De nombreux Libanais lui imputent une part de responsabilité. Pour la première fois, le 8 août, l’effigie de Hassan Nasrallah fut exhibée au bout d’une corde par des centaines de manifestants en colère. «Beaucoup lui en veulent, y compris pour son bilan politique car il cogérait le pays», constate le diplomate. Sous l’effet de la déflagration, le Parti de Dieu a commencé de perdre sa couverture chrétienne. Son allié, le Courant patriotique libre de Gebran Bassil, gendre du président de la République, Michel Aoun, se fissure. Quant au patriarche maronite, Mgr Bechara Boutros Rahi, qu’Emmanuel Macron rencontre ce mardi, il appelle, désormais, à se distancier de la milice pro-iranienne.

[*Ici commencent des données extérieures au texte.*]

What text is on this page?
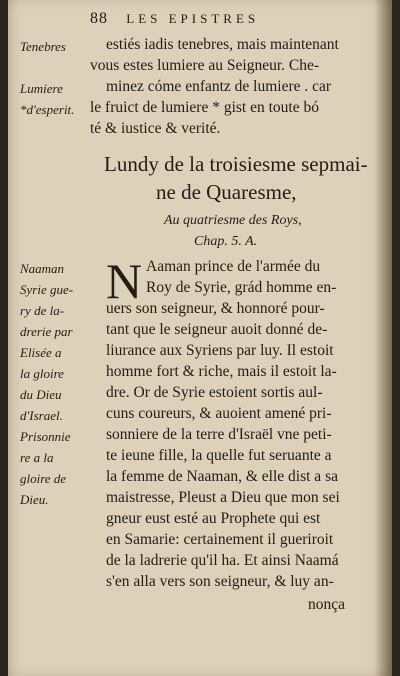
88 LES EPISTRES
estiés iadis tenebres, mais maintenant
vous estes lumiere au Seigneur. Che-
minez cóme enfantz de lumiere . car
le fruict de lumiere * gist en toute bó
té & iustice & verité.
Tenebres
Lumiere
*d'esperit.
Lundy de la troisiesme sepmai-
ne de Quaresme,
Au quatriesme des Roys,
Chap. 5. A.
N Aaman prince de l'armée du
Roy de Syrie, grád homme en-
uers son seigneur, & honnoré pour-
tant que le seigneur auoit donné de-
liurance aux Syriens par luy. Il estoit
homme fort & riche, mais il estoit la-
dre. Or de Syrie estoient sortis aul-
cuns coureurs, & auoient amené pri-
sonniere de la terre d'Israël vne peti-
te ieune fille, la quelle fut seruante a
la femme de Naaman, & elle dist a sa
maistresse, Pleust a Dieu que mon sei
gneur eust esté au Prophete qui est
en Samarie: certainement il gueriroit
de la ladrerie qu'il ha. Et ainsi Naamá
s'en alla vers son seigneur, & luy an-
nonça
Naaman
Syrie gue-
ry de la-
drerie par
Elisée a
la gloire
du Dieu
d'Israel.
Prisonnie
re a la
gloire de
Dieu.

Fort de sa supériorité militaire, le Hezbollah a toujours été pour un État faible et des dirigeants sans grande volonté politique. Saad Hariri, l’ancien premier ministre, remplit cette case: jusqu’à ces derniers jours, le Hezbollah le soutenait, avant de se raviser et d’accorder sa bienveillance à Mustapha Adib, choisi lundi par les ténors sunnites.
Son futur gouvernement de mission souhaité par Paris n’est pas encore formé. Le Hezbollah n’y était, jusqu’ici, guère favorable. Il a adouci sa position. «Le Hezbollah veut un gouvernement qui réussisse tout d’abord à réparer les dégâts causés par la catastrophe du port, puis qu’il pose des jalons pour l’avenir», souligne Walid Charara. Mais il restera vigilant sur le contenu des réformes qui seraient proposées au Parlement, présidé par son allié le président de la chambre, Nabih Berri.
Mohammed Raad aura-t-il droit ce mardi soir à un nouvel aparté avec Emmanuel Macron à la résidence des Pins? La formation chiite est prête à un pas de deux avec lui, mais elle s’interroge. «Est-ce qu’il y a un mandat américain pour soutenir les efforts français?», se demande Walid Charara. En attendant, la veille de l’arrivée de Macron, Hassan Nasrallah a affirmé qu’il était prêt à discuter du «nouveau contrat politique» que le chef de l’État tente de mettre sur pied au cours de sa visite au Liban. «À condition qu’il s’agisse d’un dialogue libanais et que ce soit la volonté de toutes les parties libanaises», a ajouté Nasrallah. Un oui mais, en quelque sorte.